Fast forward to high school. The message is completely different.We’ve all had our obligatory health class which pretty much consists of this mantra: “Don’t have sex. You will die. Don’t do drugs. You will die,” and I’m not debating that there might not be some truth to that. But to a high school student, alcohol is a forbidden fruit, this symbol that you’ve reached adulthood. It’s very tempting to experiment with alcohol while underage. I’ll not even go into how easy it is to obtain.

Because it is so forbidden, teens (rebellious by nature) find alcohol especially tempting, which means that when they get their hands on some, they go all out.

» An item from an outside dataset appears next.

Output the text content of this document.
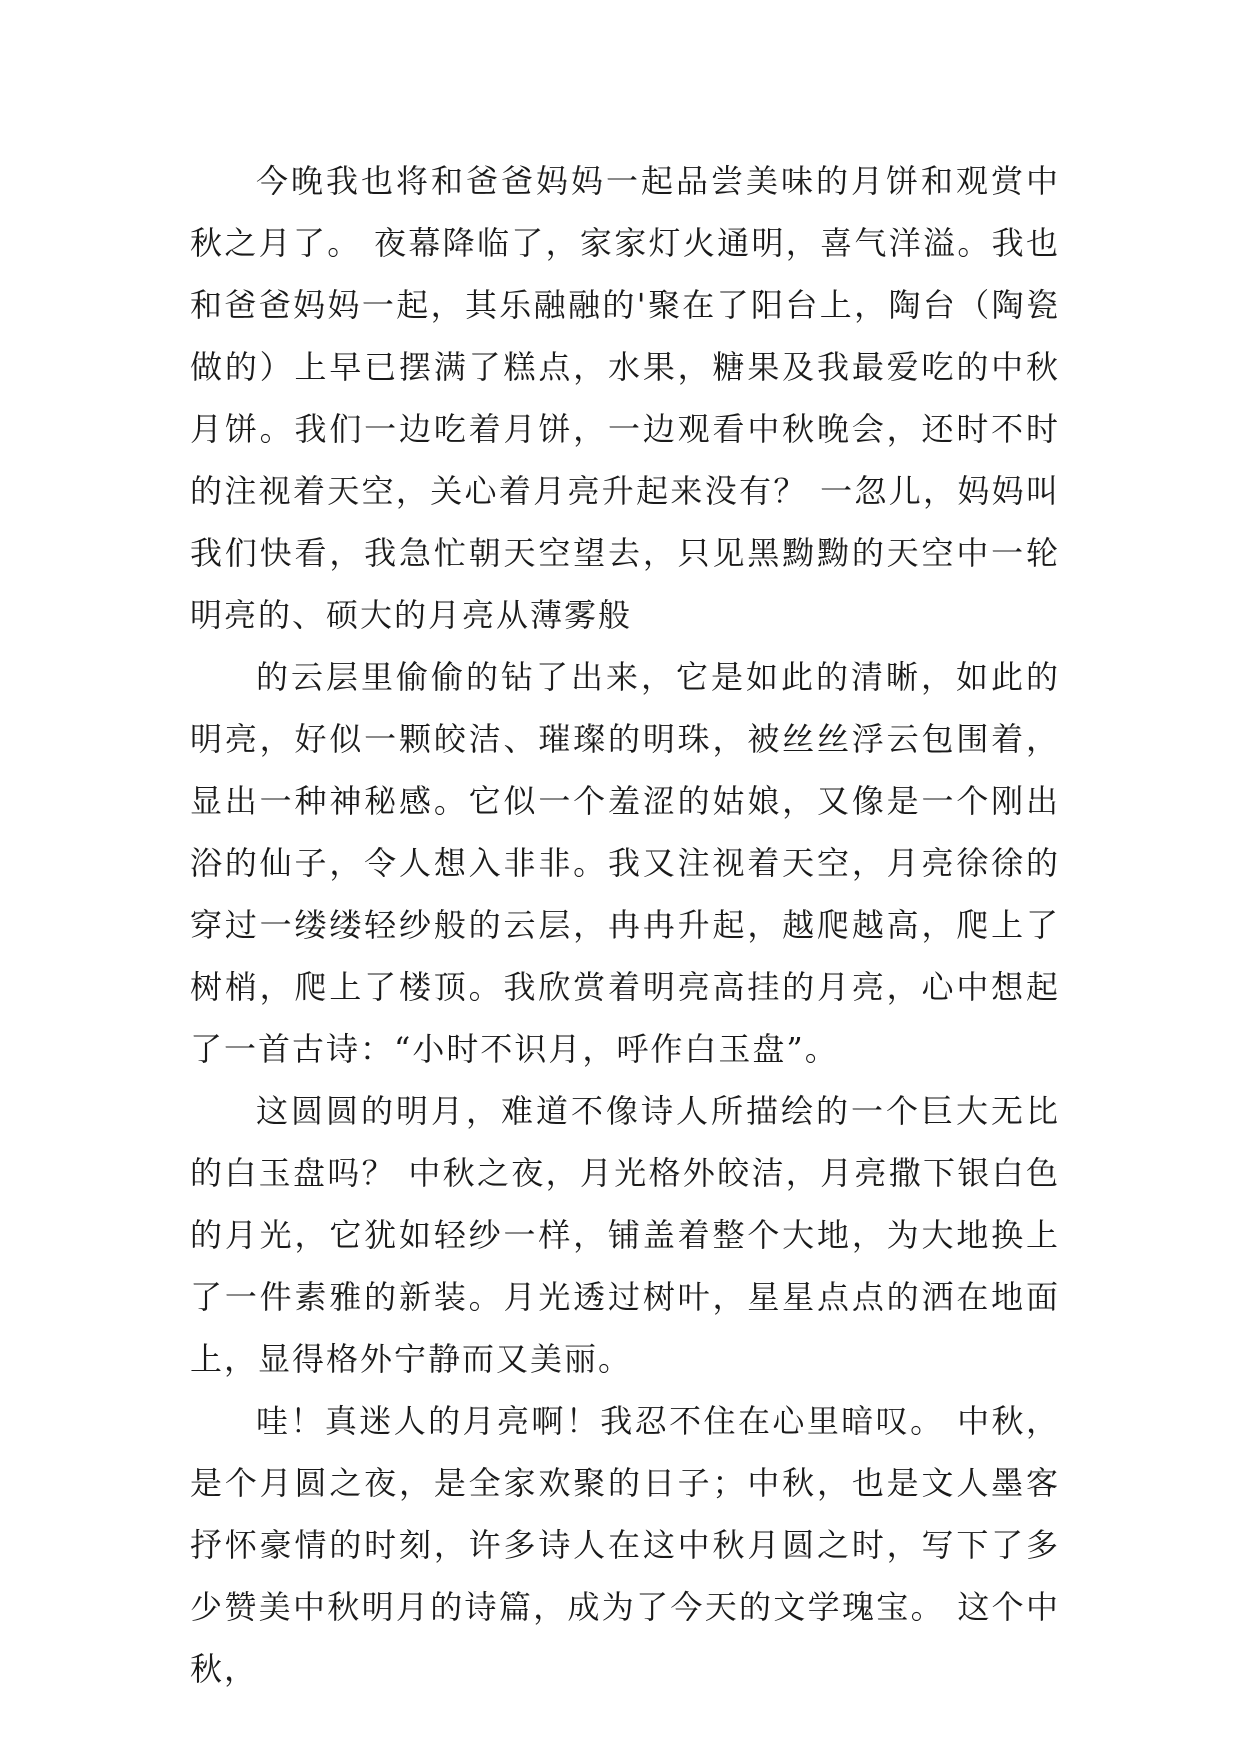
今晚我也将和爸爸妈妈一起品尝美味的月饼和观赏中秋之月了。 夜幕降临了，家家灯火通明，喜气洋溢。我也和爸爸妈妈一起，其乐融融的'聚在了阳台上，陶台（陶瓷做的）上早已摆满了糕点，水果，糖果及我最爱吃的中秋月饼。我们一边吃着月饼，一边观看中秋晚会，还时不时的注视着天空，关心着月亮升起来没有？ 一忽儿，妈妈叫我们快看，我急忙朝天空望去，只见黑黝黝的天空中一轮明亮的、硕大的月亮从薄雾般

的云层里偷偷的钻了出来，它是如此的清晰，如此的明亮，好似一颗皎洁、璀璨的明珠，被丝丝浮云包围着，显出一种神秘感。它似一个羞涩的姑娘，又像是一个刚出浴的仙子，令人想入非非。我又注视着天空，月亮徐徐的穿过一缕缕轻纱般的云层，冉冉升起，越爬越高，爬上了树梢，爬上了楼顶。我欣赏着明亮高挂的月亮，心中想起了一首古诗：“小时不识月，呼作白玉盘”。

这圆圆的明月，难道不像诗人所描绘的一个巨大无比的白玉盘吗？ 中秋之夜，月光格外皎洁，月亮撒下银白色的月光，它犹如轻纱一样，铺盖着整个大地，为大地换上了一件素雅的新装。月光透过树叶，星星点点的洒在地面上，显得格外宁静而又美丽。

哇！真迷人的月亮啊！我忍不住在心里暗叹。 中秋，是个月圆之夜，是全家欢聚的日子；中秋，也是文人墨客抒怀豪情的时刻，许多诗人在这中秋月圆之时，写下了多少赞美中秋明月的诗篇，成为了今天的文学瑰宝。 这个中秋，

Binge-drinking is incredibly dangerous, there’s no denying that. Additionaly, most of these teens already have driver’s licenses which, in turn, leads to drunk driving.

If the drinking age was lowered to 16, alcohol would not be a prize to obtain. Drinking would lose all of its glamour and mystique. Parents would be able to watch over their children while they try alcohol and would be able to guide them through the process safely.

Now, if the driving age was raised to 18, most of the teens who would drink with friends or at parties would no longer be able to drive themselves home. This would drastically reduce the number of teen-related drunk driving accidents.

As if this wasn’t enough to at least cause a rethinking of the 21 law, college presidents have another reason to advocate this lowering of the drinking age.

By lowering the drinking age even to 18, freshmen coming into the school would be legally allowed to drink. Because the great majority of colleges require freshmen to reside on campus, universities could regulate alcohol use among freshmen to a much greater extent than is currently possible when freshmen go off campus to party.

Once the alcohol and underclassmen leave to go off campus it can spell disaster for the university, the students, and the surrounding community.

Lowering of the drinking age and raising the age when teens can drive are not the only two things that need to happen. America as a country needs to move away from the puritanical belief that alcohol and sex are the “Great Satan”. Only once that occurs can the United States emulate the success of other countries (i.e. Germany or Italy) that have extremely low drunk driving numbers despite having low or no drinking age.